As I embark on my PhD journey, I am excited. Excited that my research will contribute to developing not just a solution but also a new business model that will encourage people to enter this wide-open advisory space.'
Alison Benzimra
Financial assessment toolkit
Out of Alison’s team, we developed the financial assessment toolkit. Perhaps the most insightful contribution from that team was that financial planning in this space often needed to accommodate not just the individual, but the broader support group that might be required to provide all that would be required. You can immediately see the link to our collaboration toolkit.
Equally important to the financial adviser is that there is a dynamic feedback loop from the healthcare toolkit that allows the financial planner to refine the plan over time and potentially consider how to find other resources to address what would be required.

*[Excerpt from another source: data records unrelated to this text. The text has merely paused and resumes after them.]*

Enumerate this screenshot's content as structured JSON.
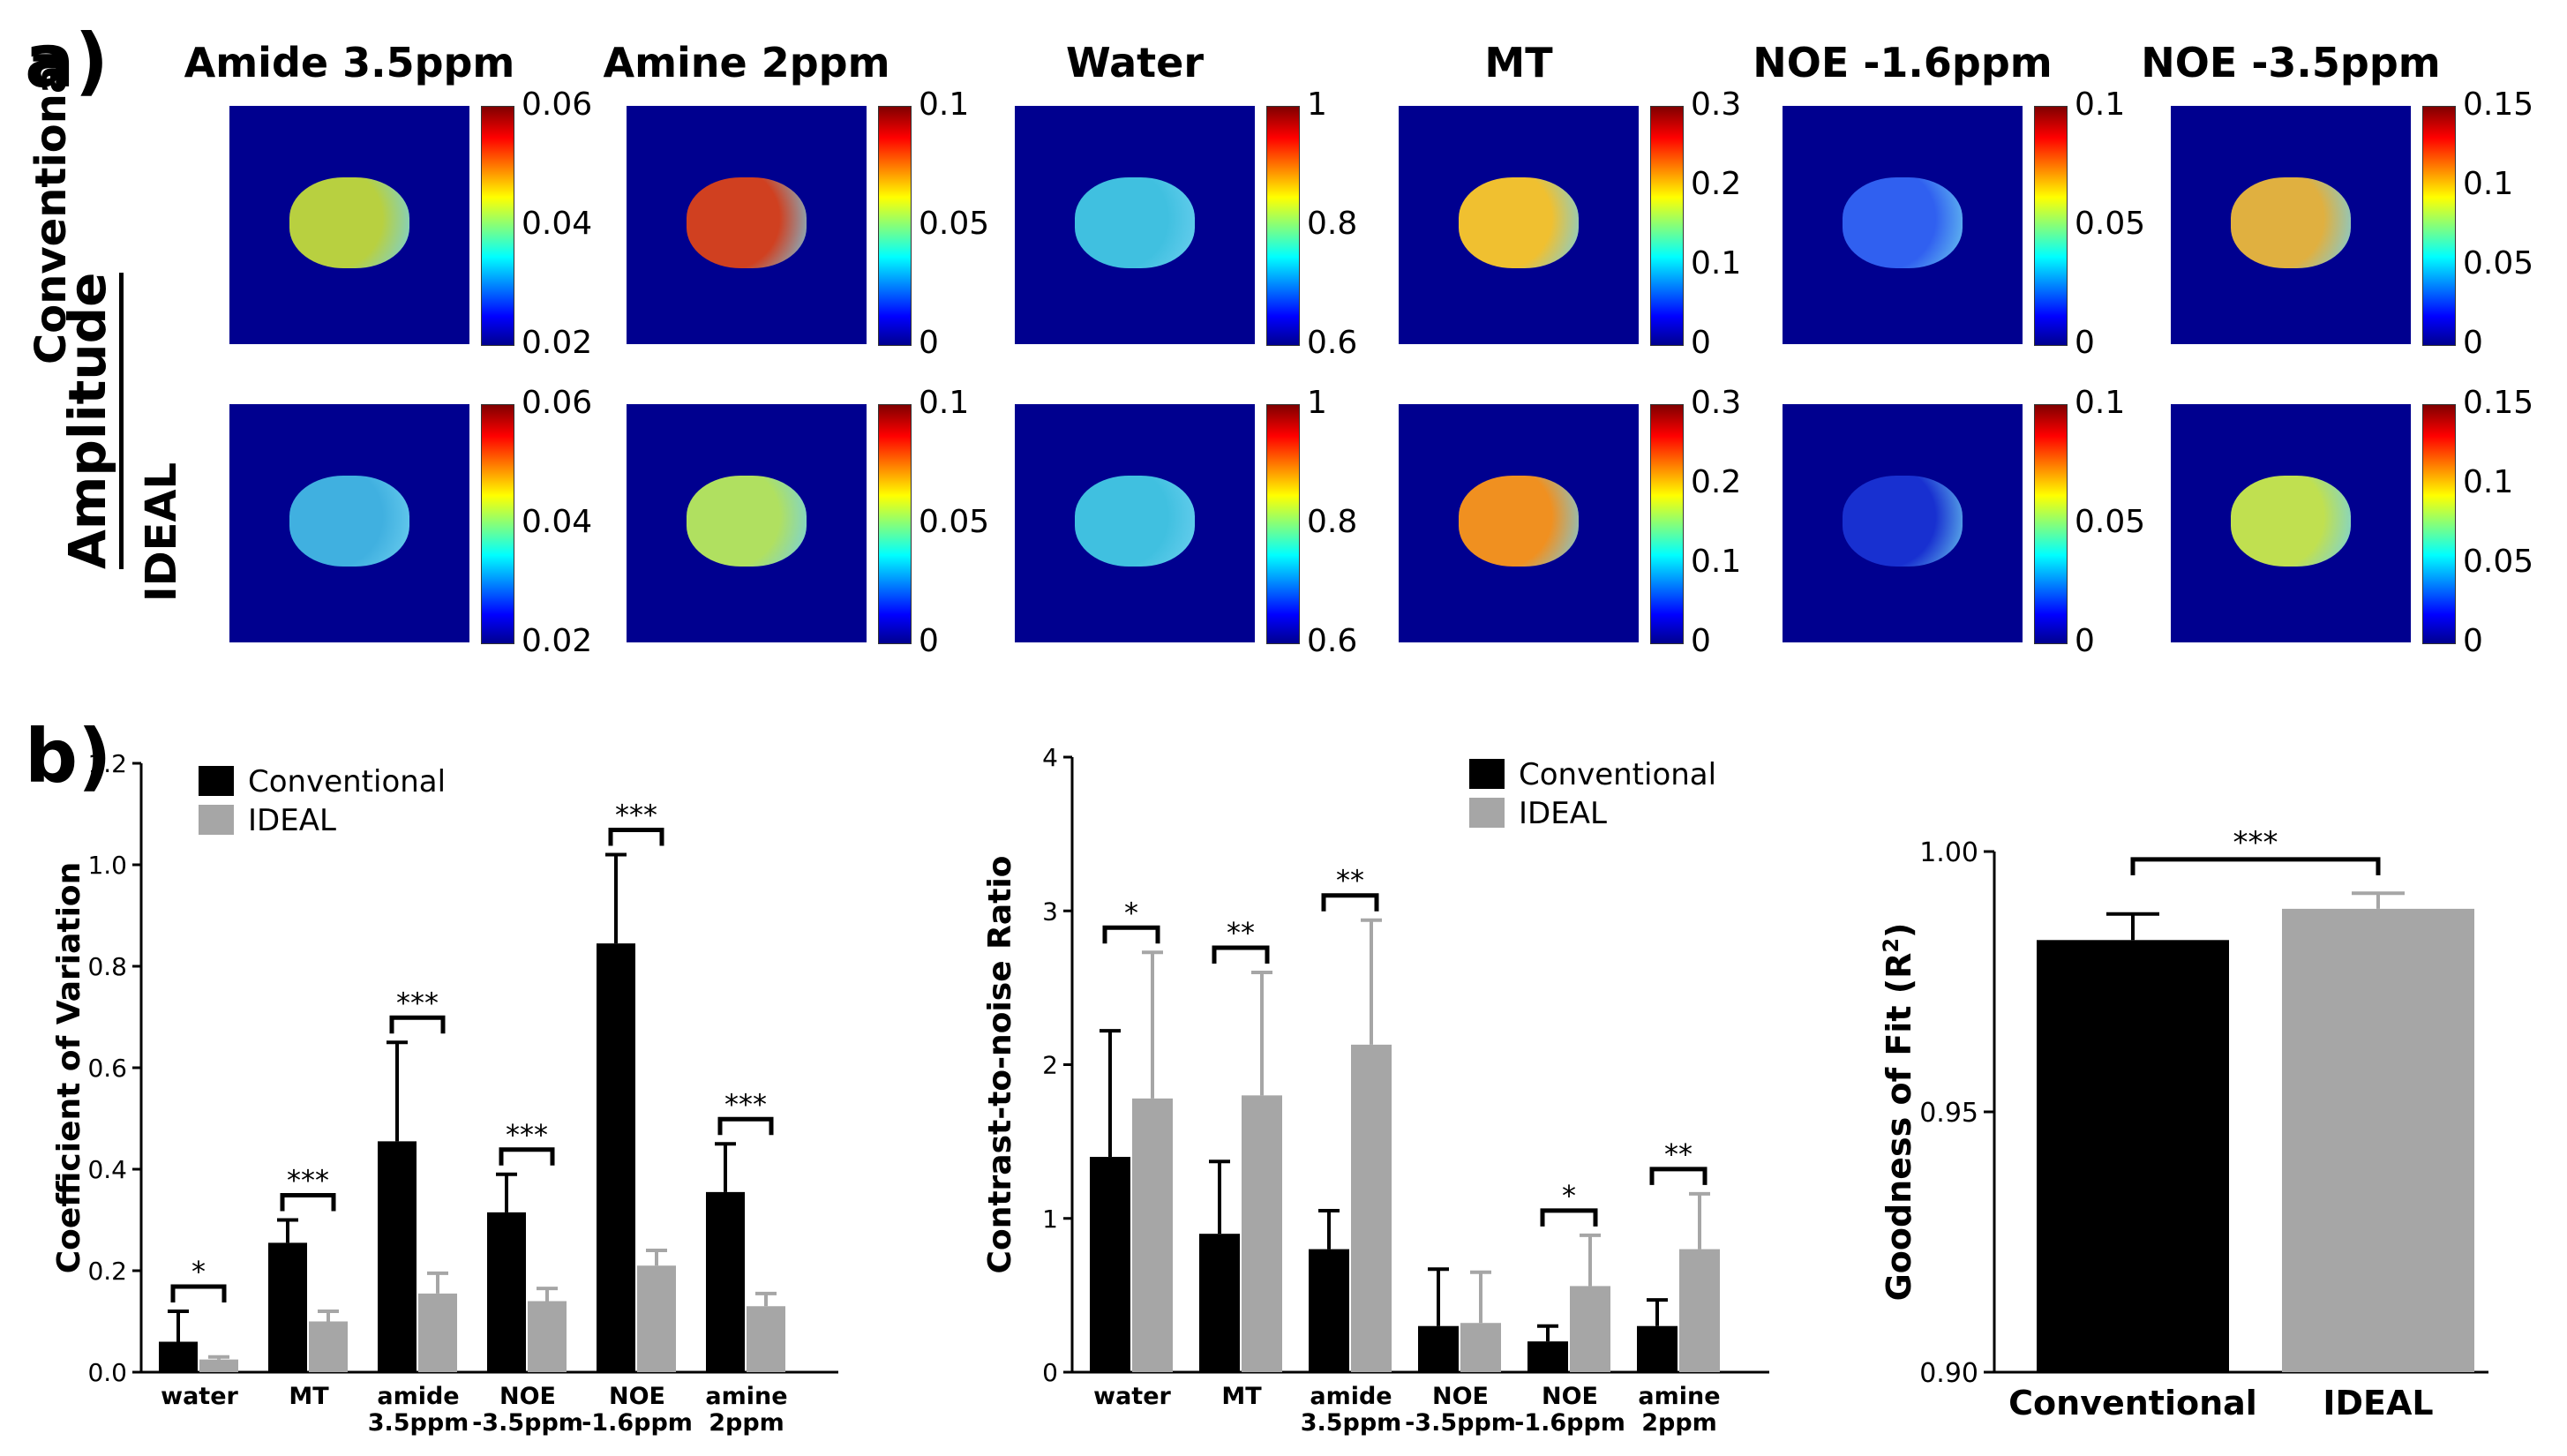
{
  "panel_a": {
    "label": "a)",
    "section_title": "Amplitude",
    "rows": [
      "Conventional",
      "IDEAL"
    ],
    "columns": [
      {
        "title": "Amide 3.5ppm",
        "ticks": [
          "0.06",
          "0.04",
          "0.02"
        ]
      },
      {
        "title": "Amine 2ppm",
        "ticks": [
          "0.1",
          "0.05",
          "0"
        ]
      },
      {
        "title": "Water",
        "ticks": [
          "1",
          "0.8",
          "0.6"
        ]
      },
      {
        "title": "MT",
        "ticks": [
          "0.3",
          "0.2",
          "0.1",
          "0"
        ]
      },
      {
        "title": "NOE -1.6ppm",
        "ticks": [
          "0.1",
          "0.05",
          "0"
        ]
      },
      {
        "title": "NOE -3.5ppm",
        "ticks": [
          "0.15",
          "0.1",
          "0.05",
          "0"
        ]
      }
    ],
    "map_colors": {
      "Conventional": [
        "#b8d040",
        "#d04020",
        "#40c0e0",
        "#f0c030",
        "#3060f0",
        "#e0b040"
      ],
      "IDEAL": [
        "#40b0e0",
        "#b0e060",
        "#40c0e0",
        "#f09020",
        "#1830d0",
        "#c0e050"
      ]
    }
  },
  "panel_b": {
    "label": "b)",
    "chart_data": [
      {
        "type": "bar",
        "title": "",
        "xlabel": "",
        "ylabel": "Coefficient of Variation",
        "ylim": [
          0,
          1.2
        ],
        "yticks": [
          "0.0",
          "0.2",
          "0.4",
          "0.6",
          "0.8",
          "1.0",
          "1.2"
        ],
        "categories": [
          [
            "water"
          ],
          [
            "MT"
          ],
          [
            "amide",
            "3.5ppm"
          ],
          [
            "NOE",
            "-3.5ppm"
          ],
          [
            "NOE",
            "-1.6ppm"
          ],
          [
            "amine",
            "2ppm"
          ]
        ],
        "series": [
          {
            "name": "Conventional",
            "color": "#000000",
            "values": [
              0.06,
              0.255,
              0.455,
              0.315,
              0.845,
              0.355
            ],
            "errors": [
              0.06,
              0.045,
              0.195,
              0.075,
              0.175,
              0.095
            ]
          },
          {
            "name": "IDEAL",
            "color": "#a6a6a6",
            "values": [
              0.025,
              0.1,
              0.155,
              0.14,
              0.21,
              0.13
            ],
            "errors": [
              0.005,
              0.02,
              0.04,
              0.025,
              0.03,
              0.025
            ]
          }
        ],
        "significance": [
          "*",
          "***",
          "***",
          "***",
          "***",
          "***"
        ],
        "legend_position": "top-left"
      },
      {
        "type": "bar",
        "title": "",
        "xlabel": "",
        "ylabel": "Contrast-to-noise Ratio",
        "ylim": [
          0,
          4
        ],
        "yticks": [
          "0",
          "1",
          "2",
          "3",
          "4"
        ],
        "categories": [
          [
            "water"
          ],
          [
            "MT"
          ],
          [
            "amide",
            "3.5ppm"
          ],
          [
            "NOE",
            "-3.5ppm"
          ],
          [
            "NOE",
            "-1.6ppm"
          ],
          [
            "amine",
            "2ppm"
          ]
        ],
        "series": [
          {
            "name": "Conventional",
            "color": "#000000",
            "values": [
              1.4,
              0.9,
              0.8,
              0.3,
              0.2,
              0.3
            ],
            "errors": [
              0.82,
              0.47,
              0.25,
              0.37,
              0.1,
              0.17
            ]
          },
          {
            "name": "IDEAL",
            "color": "#a6a6a6",
            "values": [
              1.78,
              1.8,
              2.13,
              0.32,
              0.56,
              0.8
            ],
            "errors": [
              0.95,
              0.8,
              0.81,
              0.33,
              0.33,
              0.36
            ]
          }
        ],
        "significance": [
          "*",
          "**",
          "**",
          "",
          "*",
          "**"
        ],
        "legend_position": "top-right"
      },
      {
        "type": "bar",
        "title": "",
        "xlabel": "",
        "ylabel": "Goodness of Fit (R",
        "ylabel_sup": "2",
        "ylabel_end": ")",
        "ylim": [
          0.9,
          1.0
        ],
        "yticks": [
          "0.90",
          "0.95",
          "1.00"
        ],
        "categories": [
          "Conventional",
          "IDEAL"
        ],
        "values": [
          0.983,
          0.989
        ],
        "errors": [
          0.005,
          0.003
        ],
        "colors": [
          "#000000",
          "#a6a6a6"
        ],
        "significance": "***"
      }
    ]
  }
}
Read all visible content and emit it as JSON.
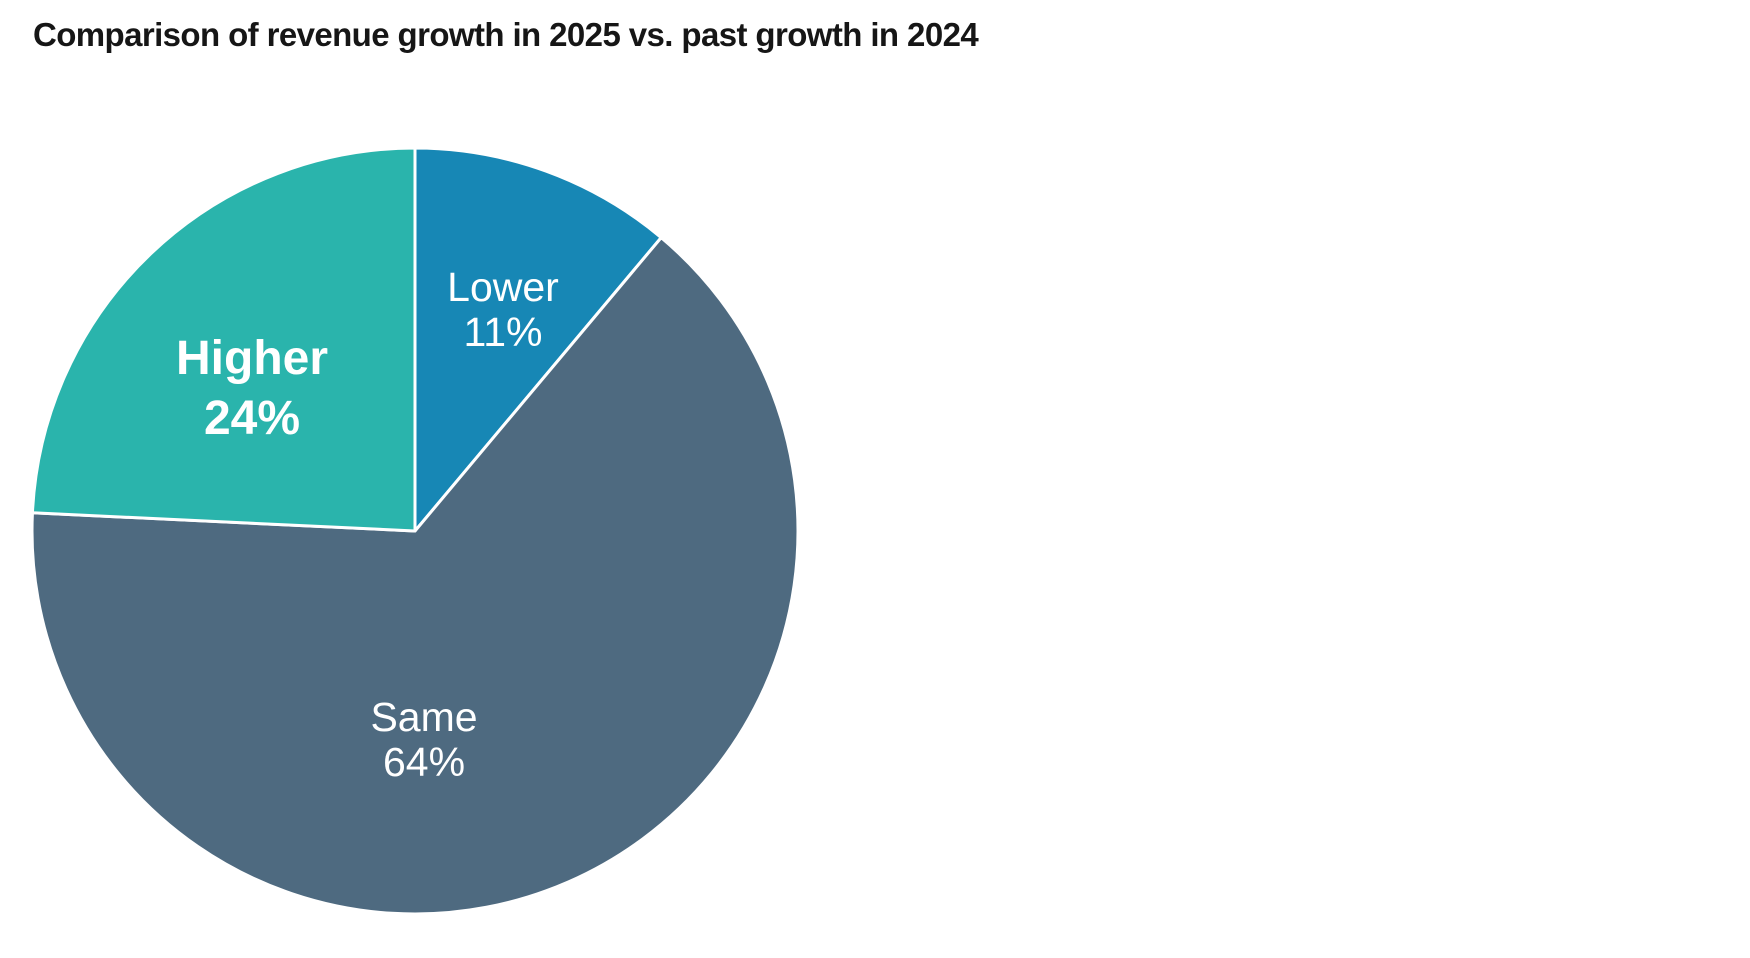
{
  "title": "Comparison of revenue growth in 2025 vs. past growth in 2024",
  "title_color": "#161616",
  "background_color": "#ffffff",
  "chart_data": {
    "type": "pie",
    "title": "Comparison of revenue growth in 2025 vs. past growth in 2024",
    "direction": "clockwise",
    "start_angle_deg": 0,
    "legend": "none",
    "slice_border_color": "#ffffff",
    "label_color": "#ffffff",
    "segments": [
      {
        "label": "Lower",
        "value": 11,
        "display": "11%",
        "color": "#1787b5"
      },
      {
        "label": "Same",
        "value": 64,
        "display": "64%",
        "color": "#4e6a80"
      },
      {
        "label": "Higher",
        "value": 24,
        "display": "24%",
        "color": "#2ab4ac"
      }
    ]
  }
}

The point is, as one moves through time in this end-stage of life, the need for housing, healthcare, family or frailcare support are likely to change.
The price stickers on these necessary changes can be a real shocker. Clearly financial advice that focuses on choosing the right annuity at retirement only addresses a fraction of the issue.
While we know that for many South African families, the idea of sending an ageing family member out of the family home may seem unthinkable, we include the costs of frail care when and if it’s required to remind people that at some point in our lives (assuming we are not hit by that proverbial `bus’), we will need someone to take care of us. Even if you have a family member on hand to provide that service, keep in mind that potentially, by taking care of you they will likely be forgoing an opportunity to earn an income. So, one way or another, there is a cost of ageing to a family. Ontop of that consideration is the reality that taking care of family members with dementia is almost untenable in the home.